“你倒是不争不抢,善解人意。”
他跪在地上,身上的桀骜却半分不减。
“为妻主排忧解难,是奴家的本分。”
苏忆桃美如白玉的脚尖落在地上,“起来吧,想不想回江南探亲?”
臣不焕以为她在试探他,声音平淡地回答:“嫁妻随妻,奴家就是妻主的人。”
“本宫知晓你思乡心切,那就回江南去看看他们,记得在四月前回京。”苏忆桃短短几句话,就收买了臣不焕的心。
一个尚未成长起来的谋臣,略施恩惠,就能拿下他。
“奴家多谢妻主隆恩!”婚后回乡,对男子来说是件很困难的事情,更何况他远嫁他乡,踏进了皇家的门。
苏忆桃可不会平白无故地施人恩惠。
“你与本宫成婚一年有余,虽未圆房,但你也是本宫的人,回江南不要被人欺负了。”
“是。”
一向沉稳的臣不焕忽然感觉视线模糊,泪水在眼中打转。
“下江南后,替本宫办件事。”
臣不焕还未站起身,又跪了下去,“请妻主吩咐,奴家必万死不辞。”
“不是什么凶险万分的事,江南新出了一家染坊,擅产紫色江南绫,名为玄舞坊,帮本宫将其收购过来。”
“是。”
苏忆桃道:“退下吧。”
……
皇太女寿宴摆在东宫,前往贺寿的人络绎不绝。
苏忆桃这边还在不慌不忙地给暮泽挑选衣服,直到暮泽换上一件雪白的交领长袍时,她才满意地从椅子上站起来。

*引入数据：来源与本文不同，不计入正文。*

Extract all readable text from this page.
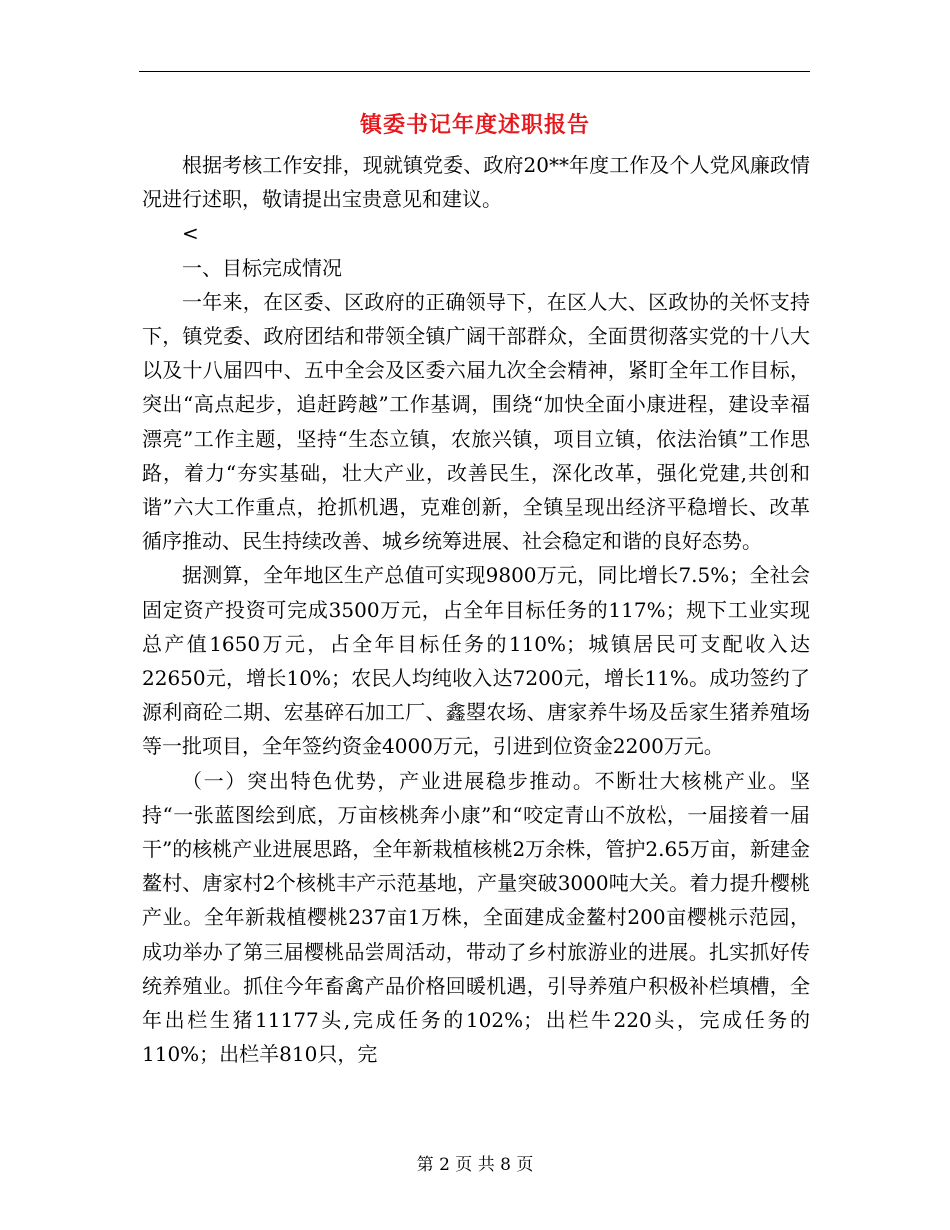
镇委书记年度述职报告

根据考核工作安排，现就镇党委、政府20**年度工作及个人党风廉政情况进行述职，敬请提出宝贵意见和建议。

<

一、目标完成情况

一年来，在区委、区政府的正确领导下，在区人大、区政协的关怀支持下，镇党委、政府团结和带领全镇广阔干部群众，全面贯彻落实党的十八大以及十八届四中、五中全会及区委六届九次全会精神，紧盯全年工作目标，突出“高点起步，追赶跨越”工作基调，围绕“加快全面小康进程，建设幸福漂亮”工作主题，坚持“生态立镇，农旅兴镇，项目立镇，依法治镇”工作思路，着力“夯实基础，壮大产业，改善民生，深化改革，强化党建,共创和谐”六大工作重点，抢抓机遇，克难创新，全镇呈现出经济平稳增长、改革循序推动、民生持续改善、城乡统筹进展、社会稳定和谐的良好态势。

据测算，全年地区生产总值可实现9800万元，同比增长7.5%；全社会固定资产投资可完成3500万元，占全年目标任务的117%；规下工业实现总产值1650万元，占全年目标任务的110%；城镇居民可支配收入达22650元，增长10%；农民人均纯收入达7200元，增长11%。成功签约了源利商砼二期、宏基碎石加工厂、鑫曌农场、唐家养牛场及岳家生猪养殖场等一批项目，全年签约资金4000万元，引进到位资金2200万元。

（一）突出特色优势，产业进展稳步推动。不断壮大核桃产业。坚持“一张蓝图绘到底，万亩核桃奔小康”和“咬定青山不放松，一届接着一届干”的核桃产业进展思路，全年新栽植核桃2万余株，管护2.65万亩，新建金鳌村、唐家村2个核桃丰产示范基地，产量突破3000吨大关。着力提升樱桃产业。全年新栽植樱桃237亩1万株，全面建成金鳌村200亩樱桃示范园，成功举办了第三届樱桃品尝周活动，带动了乡村旅游业的进展。扎实抓好传统养殖业。抓住今年畜禽产品价格回暖机遇，引导养殖户积极补栏填槽，全年出栏生猪11177头,完成任务的102%；出栏牛220头，完成任务的110%；出栏羊810只，完

第 2 页 共 8 页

沉星将一件红色纺纱外衫套在暮泽身上,白雪衬红梅,加上他闲挽的墨发,让人眼前一亮。
“就这件吧。”苏忆桃亲自帮他把红色腰封系上,“好了。”
他很不情愿去参加皇太女的寿宴,眼中的情绪泾渭分明,有畏惧,也有仇恨。
苏忆桃附耳嘱咐道:“收心~在敌人面前,喜怒不可形于色。”
少年变了脸色,袖子下的手攥成拳头,额上的冷汗似乎要出来了。
就在这时,苏忆桃抓住他的手腕。
“胆子这么小吗?”
“妻主,太女寿宴,我去……真的合适吗?”暮泽还是有些腿软,不知道待会儿该怎样面对皇太女。
“怎么?”
“觉得自己身份卑贱了……你是嫡皇子,她是乱臣贼子,有什么可怕的。”
苏忆桃抛出这句话后,就拉着暮泽坐上步辇。
步辇上下摇晃,暮泽的心也跟着它的节奏摆动。时隔十五年,他居然还能再次坐上宫中步辇……
可惜,物是人非。
熟悉的宫廊中,仿佛飘浮着淡淡的血腥味。屠宫灭门,他们的血液早就凝固在这清冷的皇宫中。
侍卫被杀,男眷自戕的场景不断在暮泽脑海中回放。重走旧路,他的手在不断地颤抖。
苏忆桃把手搭在他的肩膀上,在想要不要做场法事——请灵招魂。
只是不知道经不经得起她折腾,万一吓到暮泽就不好了。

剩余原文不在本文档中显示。